The other girls... how many other girls am I going to be compared against? And this isn't just one guys past history I am being compared to, it is nine guys past history. If each guy only had just kissing experience with 3 other girls, I am being compared to 27 other girls ability to kiss without elbowing the guy in the nose or the eye. That is not even talking anything more than kissing.

Anything more than kissing...ugh! How many of my guys will I physically hurt when we try to go further?

"Baby, Baby, BABY!" He pulled my hands away from my face. "Don't cry, please Baby. You didn't hurt me."

"Aggele, why are you crying?" He was wiping my tears away with his thumbs.

"Fuck, the others cannot see her crying or we will be up shit creek!"

"I don't know how to get her to stop. Aggele, I'm not mad and it only hurt for a moment. I've had worse. And see, no blood!" He tried to smile but it was more of a grimace.

He's had worse? So I'm not the worst kisser? I am pretty bad at this so if he's had worse I would have to up his number from 3 to more like 10. Probably all the guys are closer to experience with 10 girls each. That is 90 girls I could never compete with.

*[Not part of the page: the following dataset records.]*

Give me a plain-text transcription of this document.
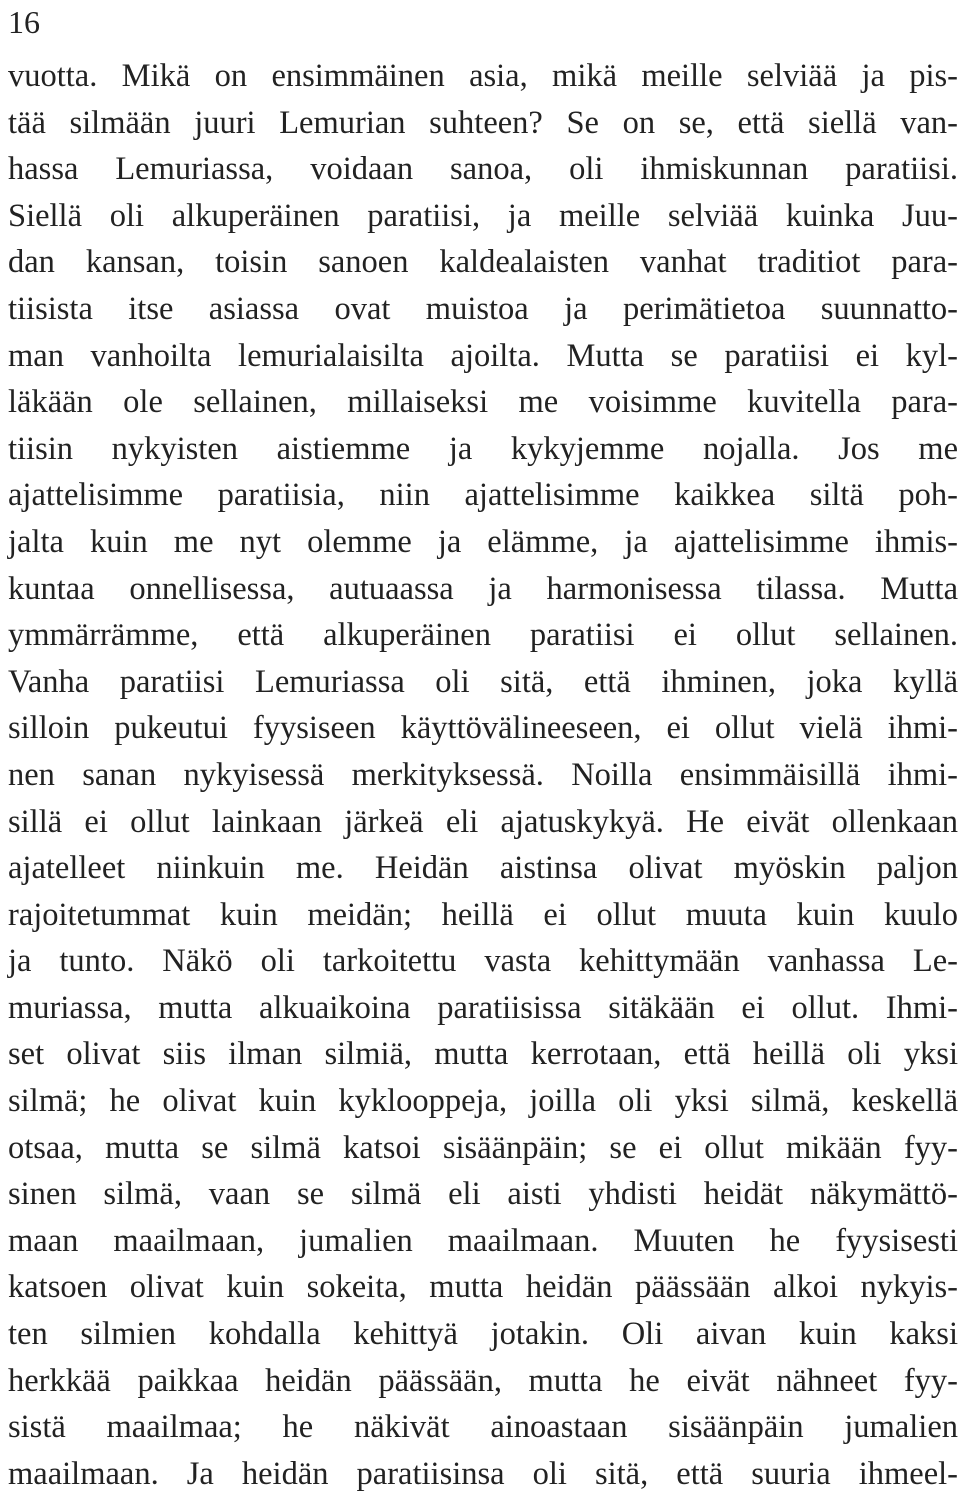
16
vuotta. Mikä on ensimmäinen asia, mikä meille selviää ja pis-
tää silmään juuri Lemurian suhteen? Se on se, että siellä van-
hassa Lemuriassa, voidaan sanoa, oli ihmiskunnan paratiisi.
Siellä oli alkuperäinen paratiisi, ja meille selviää kuinka Juu-
dan kansan, toisin sanoen kaldealaisten vanhat traditiot para-
tiisista itse asiassa ovat muistoa ja perimätietoa suunnatto-
man vanhoilta lemurialaisilta ajoilta. Mutta se paratiisi ei kyl-
läkään ole sellainen, millaiseksi me voisimme kuvitella para-
tiisin nykyisten aistiemme ja kykyjemme nojalla. Jos me
ajattelisimme paratiisia, niin ajattelisimme kaikkea siltä poh-
jalta kuin me nyt olemme ja elämme, ja ajattelisimme ihmis-
kuntaa onnellisessa, autuaassa ja harmonisessa tilassa. Mutta
ymmärrämme, että alkuperäinen paratiisi ei ollut sellainen.
Vanha paratiisi Lemuriassa oli sitä, että ihminen, joka kyllä
silloin pukeutui fyysiseen käyttövälineeseen, ei ollut vielä ihmi-
nen sanan nykyisessä merkityksessä. Noilla ensimmäisillä ihmi-
sillä ei ollut lainkaan järkeä eli ajatuskykyä. He eivät ollenkaan
ajatelleet niinkuin me. Heidän aistinsa olivat myöskin paljon
rajoitetummat kuin meidän; heillä ei ollut muuta kuin kuulo
ja tunto. Näkö oli tarkoitettu vasta kehittymään vanhassa Le-
muriassa, mutta alkuaikoina paratiisissa sitäkään ei ollut. Ihmi-
set olivat siis ilman silmiä, mutta kerrotaan, että heillä oli yksi
silmä; he olivat kuin kyklooppeja, joilla oli yksi silmä, keskellä
otsaa, mutta se silmä katsoi sisäänpäin; se ei ollut mikään fyy-
sinen silmä, vaan se silmä eli aisti yhdisti heidät näkymättö-
maan maailmaan, jumalien maailmaan. Muuten he fyysisesti
katsoen olivat kuin sokeita, mutta heidän päässään alkoi nykyis-
ten silmien kohdalla kehittyä jotakin. Oli aivan kuin kaksi
herkkää paikkaa heidän päässään, mutta he eivät nähneet fyy-
sistä maailmaa; he näkivät ainoastaan sisäänpäin jumalien
maailmaan. Ja heidän paratiisinsa oli sitä, että suuria ihmeel-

A new heavy flow of tears are streaming and I try to push North and Silas away as I am heading to the bathroom to fall apart all by myself. They both got up following me into the bathroom. I collapsed on the floor over in the corner, leaning against the wall for support as I thought about my total lack of know how.

How do I expect to please and KEEP nine amazing, drop dead gorgeous guys interested if I can't even kiss them without knocking someone out? I can hear they are talking to me but I have tuned them out. I need to wallow alone and they are not giving me the space I need to have a good ugly cry.

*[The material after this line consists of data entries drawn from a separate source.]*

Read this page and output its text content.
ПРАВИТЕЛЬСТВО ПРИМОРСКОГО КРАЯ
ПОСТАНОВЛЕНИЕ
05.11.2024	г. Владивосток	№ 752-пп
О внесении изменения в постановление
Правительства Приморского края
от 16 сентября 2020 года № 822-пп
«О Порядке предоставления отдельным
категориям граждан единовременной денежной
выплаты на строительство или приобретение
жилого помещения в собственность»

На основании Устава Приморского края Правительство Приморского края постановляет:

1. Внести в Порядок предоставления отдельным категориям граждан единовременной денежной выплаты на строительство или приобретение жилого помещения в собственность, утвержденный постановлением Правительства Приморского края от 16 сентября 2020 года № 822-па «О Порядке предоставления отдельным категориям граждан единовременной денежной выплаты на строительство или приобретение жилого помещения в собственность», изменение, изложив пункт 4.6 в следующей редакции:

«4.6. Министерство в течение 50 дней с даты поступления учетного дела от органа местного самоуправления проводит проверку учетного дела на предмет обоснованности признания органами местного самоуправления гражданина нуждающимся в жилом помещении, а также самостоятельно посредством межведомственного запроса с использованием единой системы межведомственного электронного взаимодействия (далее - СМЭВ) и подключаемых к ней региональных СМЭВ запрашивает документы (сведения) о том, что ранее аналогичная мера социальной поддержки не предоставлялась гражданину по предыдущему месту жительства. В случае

Just by the rumbling that practically shook the house my attention was brought back to what they were saying.

"NO I DIDN'T, YOU FUCKER!"

"OH YEA, THEN EXPLAIN TO ME HOW WE NOW HAVE A CRYING AGGELE?!"

I could hear thundering on the stairs, more of the guys coming to see what is going on. More guys that have so much experience with girls that I can't compete with. Fresh sobs and full on waterworks. My nose is running, and red. My eyes are bloodshot and puffy with alligator tears. My whole body is shaking. Not pretty.

Into the bathroom came the whole barrage of guys. Seven new eyes boring into my back as I try to hide my ugly crying from them. North and Silas are yelling loudly in Greek again. I DON'T UNDERSTAND GREEK!!!

"Princess!"

"Ten?"

"Peanut, why are you crying?"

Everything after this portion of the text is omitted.